ECLI:NL:RVS:2004:AP8093
Raad van State
- Voorlopige voorziening
- C.M. Ligtelijn-van Bilderbeek
- E.D. Boer
- Rechtspraak.nl
Afwijzing verzoek om voorlopige voorziening inzake detailhandel in meubels te Groningen
Op 1 juli 2004 heeft de Raad van State uitspraak gedaan in een zaak waarbij verzoekster, een onderneming gevestigd te [plaats], een verzoek indiende om een voorlopige voorziening te treffen tegen een besluit van het college van burgemeester en wethouders van Groningen. Dit college had op 18 december 2001 een verzoek van verzoekster om het perceel [locatie] te Groningen te mogen gebruiken voor detailhandel in meubels afgewezen. Verzoekster had eerder, op 8 april 2004, hoger beroep ingesteld tegen deze afwijzing en verzocht om een voorlopige voorziening. De Voorzitter van de Afdeling bestuursrechtspraak heeft het verzoek op 17 juni 2004 ter zitting behandeld, waarbij verzoekster werd vertegenwoordigd door mr. P. Nicolaï en het college door mr. T. Knoop en mr. P.J. van de Sande.
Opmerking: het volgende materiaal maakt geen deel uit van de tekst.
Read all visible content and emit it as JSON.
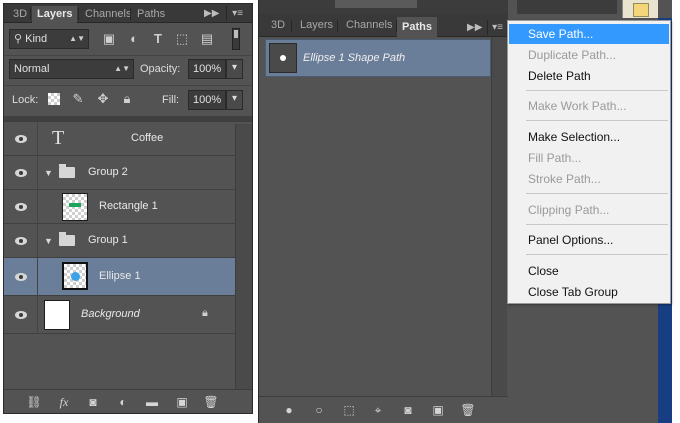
{
  "layers_panel": {
    "tabs": [
      "3D",
      "Layers",
      "Channels",
      "Paths"
    ],
    "active_tab": "Layers",
    "filter_kind": "Kind",
    "blend_mode": "Normal",
    "opacity_label": "Opacity:",
    "opacity_value": "100%",
    "lock_label": "Lock:",
    "fill_label": "Fill:",
    "fill_value": "100%",
    "layers": [
      {
        "name": "Coffee",
        "kind": "text"
      },
      {
        "name": "Group 2",
        "kind": "group"
      },
      {
        "name": "Rectangle 1",
        "kind": "shape"
      },
      {
        "name": "Group 1",
        "kind": "group"
      },
      {
        "name": "Ellipse 1",
        "kind": "shape",
        "selected": true
      },
      {
        "name": "Background",
        "kind": "background",
        "locked": true
      }
    ]
  },
  "paths_panel": {
    "tabs": [
      "3D",
      "Layers",
      "Channels",
      "Paths"
    ],
    "active_tab": "Paths",
    "paths": [
      {
        "name": "Ellipse 1 Shape Path",
        "selected": true
      }
    ]
  },
  "context_menu": {
    "items": [
      {
        "label": "Save Path...",
        "enabled": true,
        "highlighted": true
      },
      {
        "label": "Duplicate Path...",
        "enabled": false
      },
      {
        "label": "Delete Path",
        "enabled": true
      },
      {
        "label": "Make Work Path...",
        "enabled": false
      },
      {
        "label": "Make Selection...",
        "enabled": true
      },
      {
        "label": "Fill Path...",
        "enabled": false
      },
      {
        "label": "Stroke Path...",
        "enabled": false
      },
      {
        "label": "Clipping Path...",
        "enabled": false
      },
      {
        "label": "Panel Options...",
        "enabled": true
      },
      {
        "label": "Close",
        "enabled": true
      },
      {
        "label": "Close Tab Group",
        "enabled": true
      }
    ]
  },
  "colors": {
    "panel_bg": "#535353",
    "selection": "#6a7d99",
    "menu_highlight": "#3399ff"
  }
}
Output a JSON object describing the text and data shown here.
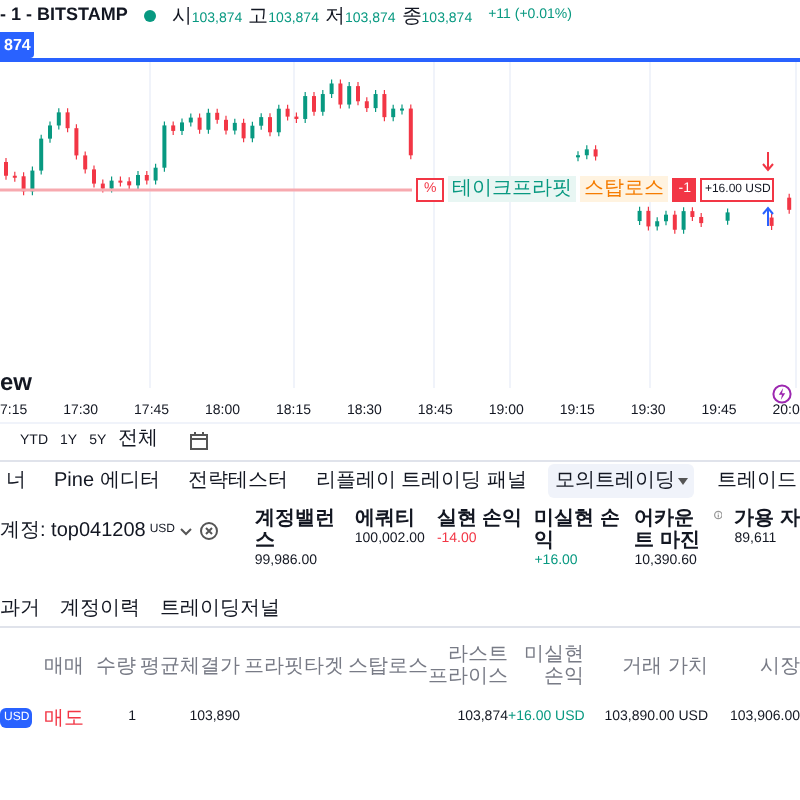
{
  "symbol_header": {
    "title": "- 1 - BITSTAMP",
    "market_open": true,
    "ohlc": [
      {
        "label": "시",
        "value": "103,874"
      },
      {
        "label": "고",
        "value": "103,874"
      },
      {
        "label": "저",
        "value": "103,874"
      },
      {
        "label": "종",
        "value": "103,874"
      }
    ],
    "change": "+11 (+0.01%)"
  },
  "price_tag": "874",
  "position_line": {
    "percent_button": "%",
    "take_profit": "테이크프라핏",
    "stop_loss": "스탑로스",
    "quantity": "-1",
    "pnl": "+16.00 USD"
  },
  "logo_text": "ew",
  "time_axis": [
    "7:15",
    "17:30",
    "17:45",
    "18:00",
    "18:15",
    "18:30",
    "18:45",
    "19:00",
    "19:15",
    "19:30",
    "19:45",
    "20:0"
  ],
  "date_ranges": [
    "YTD",
    "1Y",
    "5Y",
    "전체"
  ],
  "bottom_tabs": [
    {
      "label": "너",
      "selected": false
    },
    {
      "label": "Pine 에디터",
      "selected": false
    },
    {
      "label": "전략테스터",
      "selected": false
    },
    {
      "label": "리플레이 트레이딩 패널",
      "selected": false
    },
    {
      "label": "모의트레이딩",
      "selected": true,
      "dropdown": true
    },
    {
      "label": "트레이드",
      "selected": false
    }
  ],
  "account": {
    "label": "계정: top041208",
    "currency": "USD"
  },
  "metrics": [
    {
      "label": "계정밸런스",
      "value": "99,986.00",
      "color": "#131722"
    },
    {
      "label": "에쿼티",
      "value": "100,002.00",
      "color": "#131722"
    },
    {
      "label": "실현 손익",
      "value": "-14.00",
      "color": "#f23645"
    },
    {
      "label": "미실현 손익",
      "value": "+16.00",
      "color": "#089981"
    },
    {
      "label": "어카운트 마진",
      "value": "10,390.60",
      "color": "#131722",
      "info": true
    },
    {
      "label": "가용 자",
      "value": "89,611",
      "color": "#131722"
    }
  ],
  "sub_tabs": [
    "과거",
    "계정이력",
    "트레이딩저널"
  ],
  "table": {
    "columns": [
      "매매",
      "수량",
      "평균체결가",
      "프라핏타겟",
      "스탑로스",
      "라스트 프라이스",
      "미실현 손익",
      "거래 가치",
      "시장"
    ],
    "rows": [
      {
        "badge": "USD",
        "side": {
          "text": "매도",
          "kind": "sell"
        },
        "quantity": "1",
        "avg_price": "103,890",
        "last_price": "103,874",
        "unrealized_pnl": {
          "text": "+16.00 USD",
          "color": "#089981"
        },
        "trade_value": "103,890.00 USD",
        "market": "103,906.00"
      }
    ]
  }
}
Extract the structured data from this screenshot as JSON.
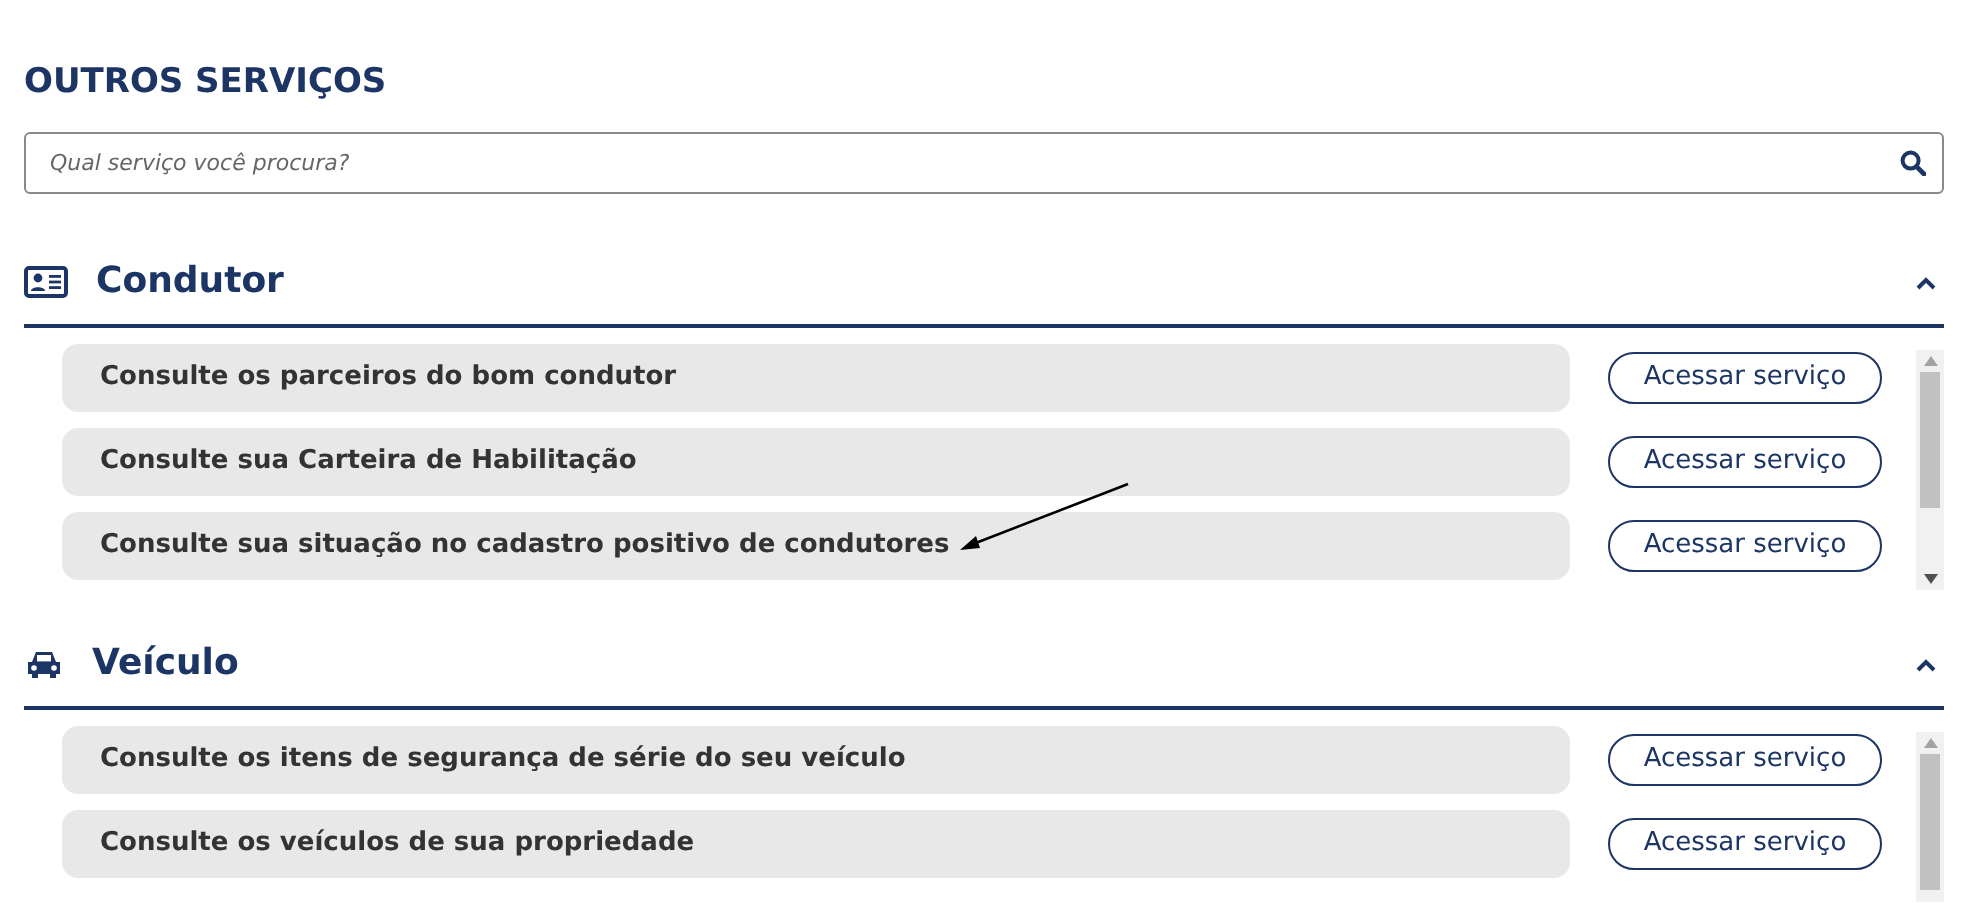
{
  "title": "OUTROS SERVIÇOS",
  "search": {
    "placeholder": "Qual serviço você procura?"
  },
  "sections": [
    {
      "kind": "driver",
      "title": "Condutor",
      "expanded": true,
      "items": [
        {
          "label": "Consulte os parceiros do bom condutor",
          "button": "Acessar serviço"
        },
        {
          "label": "Consulte sua Carteira de Habilitação",
          "button": "Acessar serviço"
        },
        {
          "label": "Consulte sua situação no cadastro positivo de condutores",
          "button": "Acessar serviço"
        }
      ]
    },
    {
      "kind": "vehicle",
      "title": "Veículo",
      "expanded": true,
      "items": [
        {
          "label": "Consulte os itens de segurança de série do seu veículo",
          "button": "Acessar serviço"
        },
        {
          "label": "Consulte os veículos de sua propriedade",
          "button": "Acessar serviço"
        }
      ]
    }
  ]
}
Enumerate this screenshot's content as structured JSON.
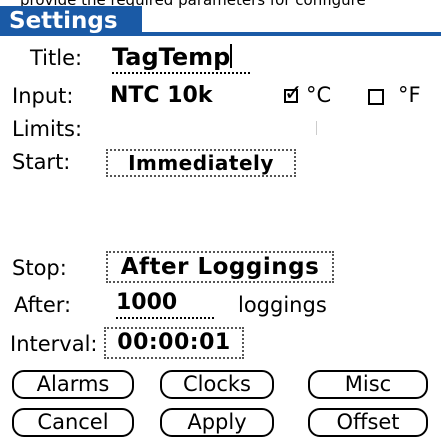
{
  "top_partial_text": "provide the required parameters for configure",
  "window": {
    "title": "Settings",
    "accent_color": "#1a5aa6"
  },
  "fields": {
    "title_label": "Title:",
    "title_value": "TagTemp",
    "input_label": "Input:",
    "input_value": "NTC 10k",
    "celsius_checked": true,
    "celsius_unit": "°C",
    "fahrenheit_checked": false,
    "fahrenheit_unit": "°F",
    "limits_label": "Limits:",
    "start_label": "Start:",
    "start_value": "Immediately",
    "stop_label": "Stop:",
    "stop_value": "After Loggings",
    "after_label": "After:",
    "after_value": "1000",
    "after_unit": "loggings",
    "interval_label": "Interval:",
    "interval_value": "00:00:01"
  },
  "buttons": {
    "alarms": "Alarms",
    "clocks": "Clocks",
    "misc": "Misc",
    "cancel": "Cancel",
    "apply": "Apply",
    "offset": "Offset"
  }
}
In de uitspraak werd ingegaan op de bestemming van het perceel volgens het bestemmingsplan “Hoendiep”, dat aan het perceel de bestemming “Bedrijfsdoeleinden” had toegekend. De rechtbank Groningen had eerder geoordeeld dat de bepaling in het bestemmingsplan in strijd was met de Wet op de Ruimtelijke Ordening, waardoor de beslissing om detailhandel ter plaatse niet toe te staan, niet deugdelijke grondslag had. De Voorzitter oordeelde echter dat er voorshands onvoldoende zekerheid bestond dat detailhandel in meubels uiteindelijk zou worden toegestaan. Het belang van het college om ongewenste activiteiten te voorkomen, prevaleerde boven het financiële belang van verzoekster om met de activiteiten te starten.
Daarom werd het verzoek om het treffen van een voorlopige voorziening afgewezen. Tevens werd er geen aanleiding gezien voor een proceskostenveroordeling. De uitspraak werd openbaar uitgesproken op 1 juli 2004.